Galaxies 'inside' would be travelling at greater velocity, and would be pulling away from their neighbours to a greater degree than galaxies 'outside'. This might result in their being fewer galaxies per square degree 'inside' than 'outside'. At the same time, galaxies 'inside' would be converging towards the Great Body and this could produce the opposite effect. The Great Body will have an enormous influence on galaxy formation, but this influence will be weaker 'outside', and this, too, could result in subtle differences between the two regions.
It has been a long standing puzzle that there is a statistically significant difference in the number of galaxies which can be seen in each square degree of the northern and southern skies. This cannot be accommodated within the Big Bang model, and is something of an embarrassment, so little is heard about it. A possible explanation for it might be the differences between the two regions.
Orbiting systems, such as the rings of Saturn, or a spiral galaxy, often exhibit striation effects. The galaxies are not orbiting the Great Body, but their spiral path towards it could be described as 'quasi-orbital' and would exhibit similar striation effects. The large scale structure of the observable universe seems to consist of very long filamentary galactic superclusters and enormous voids. It is hard to envisage how this could come about in a Big Bang universe, but is consistent with the idea that striation effects would be evident in the Gravity Model.

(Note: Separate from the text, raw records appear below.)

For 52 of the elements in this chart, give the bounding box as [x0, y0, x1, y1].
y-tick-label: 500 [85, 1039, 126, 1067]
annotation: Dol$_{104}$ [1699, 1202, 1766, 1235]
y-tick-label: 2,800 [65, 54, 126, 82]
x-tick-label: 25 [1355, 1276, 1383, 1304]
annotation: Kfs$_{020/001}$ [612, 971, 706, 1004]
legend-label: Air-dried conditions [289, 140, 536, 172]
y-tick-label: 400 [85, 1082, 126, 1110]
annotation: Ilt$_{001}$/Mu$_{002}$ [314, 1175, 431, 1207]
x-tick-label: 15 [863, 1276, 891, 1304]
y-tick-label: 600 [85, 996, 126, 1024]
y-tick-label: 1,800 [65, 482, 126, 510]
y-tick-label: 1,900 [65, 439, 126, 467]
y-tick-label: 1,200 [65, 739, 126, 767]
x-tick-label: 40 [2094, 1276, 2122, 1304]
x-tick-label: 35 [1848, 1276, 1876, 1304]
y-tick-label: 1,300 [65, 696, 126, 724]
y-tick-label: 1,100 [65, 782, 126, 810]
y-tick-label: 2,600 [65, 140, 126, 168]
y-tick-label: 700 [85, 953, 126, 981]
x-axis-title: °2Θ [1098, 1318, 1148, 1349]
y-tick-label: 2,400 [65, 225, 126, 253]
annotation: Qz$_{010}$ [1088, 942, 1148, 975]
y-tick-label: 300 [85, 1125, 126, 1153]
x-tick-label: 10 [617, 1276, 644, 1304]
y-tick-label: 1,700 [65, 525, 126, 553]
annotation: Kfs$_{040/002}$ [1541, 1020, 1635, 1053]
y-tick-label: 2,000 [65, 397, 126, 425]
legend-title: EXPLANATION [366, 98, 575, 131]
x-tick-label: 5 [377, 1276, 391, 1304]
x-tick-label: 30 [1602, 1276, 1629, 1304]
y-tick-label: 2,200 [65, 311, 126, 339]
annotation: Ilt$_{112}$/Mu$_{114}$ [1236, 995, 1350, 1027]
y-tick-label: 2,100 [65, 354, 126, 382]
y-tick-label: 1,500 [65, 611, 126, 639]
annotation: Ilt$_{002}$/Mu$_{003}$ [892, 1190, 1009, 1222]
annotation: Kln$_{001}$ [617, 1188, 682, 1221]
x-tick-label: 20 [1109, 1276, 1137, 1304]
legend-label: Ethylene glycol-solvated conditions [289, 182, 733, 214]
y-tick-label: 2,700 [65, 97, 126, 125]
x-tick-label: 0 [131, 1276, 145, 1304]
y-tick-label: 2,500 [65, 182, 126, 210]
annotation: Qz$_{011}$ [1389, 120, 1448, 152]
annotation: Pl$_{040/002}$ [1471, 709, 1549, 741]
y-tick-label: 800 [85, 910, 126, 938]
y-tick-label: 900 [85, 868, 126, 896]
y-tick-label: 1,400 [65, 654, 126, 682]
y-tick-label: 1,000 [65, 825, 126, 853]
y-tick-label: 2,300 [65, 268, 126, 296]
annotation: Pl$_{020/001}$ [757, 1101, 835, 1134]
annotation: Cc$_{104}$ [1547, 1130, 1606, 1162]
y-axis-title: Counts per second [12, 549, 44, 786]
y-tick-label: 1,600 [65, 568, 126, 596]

Big Bang theory also creates difficulties for itself with regard to the 'age of the universe paradox' and the 'light horizon' problem. To solve the latter, inflation theory was born. This tells us that when the universe was between 10 to the -35 and 10 to the -32 seconds old, it underwent a faster than light 10 to the power of 50 expansion - to the size of a grapefruit. The Gravity Model does not create these problems.

CMBR (BB) Relic radiation from the Big Bang (GM) Hydrogen field.
EXISTENCE OF GALAXIES (BB) Big Bang density fluctuations (GM) Condensate from hydrogen field.
REDSHIFT OF GALAXIES (BB) Expansion of space (GM) Gravity of Great Body.
INCREASING REDSHIFT WITH INCREASING DISTANCE (BB) Expansion of space (GM) Gravity of Great Body.
ACCELERATION OF GALAXIES (BB) Dark energy (GM) Gravity of Great Body.
REDSHIFT ANISOTROPY (BB) Not explained (GM) Galaxies at the same distance from the observer in different directions are at different distances from the Great Body.
DIFFERENCE IN NUMBER OF GALAXIES BETWEEN NORTHERN AND SOUTHERN HEMISPHERES (BB) Not explained (GM) Observable universe in the direction of the Great Body is older than in the opposite direction.
'PECULIAR' MOTION (BB) Undiscovered 'Great Wall' of galaxies (GM) Transverse component of the spiral path of the galaxies towards the Great Body.
AGE OF UNIVERSE PARADOX (BB) Not explained (GM) No explanation necessary.
LIGHT HORIZON PROBLEM (BB) Inflation theory (GM) No explanation necessary.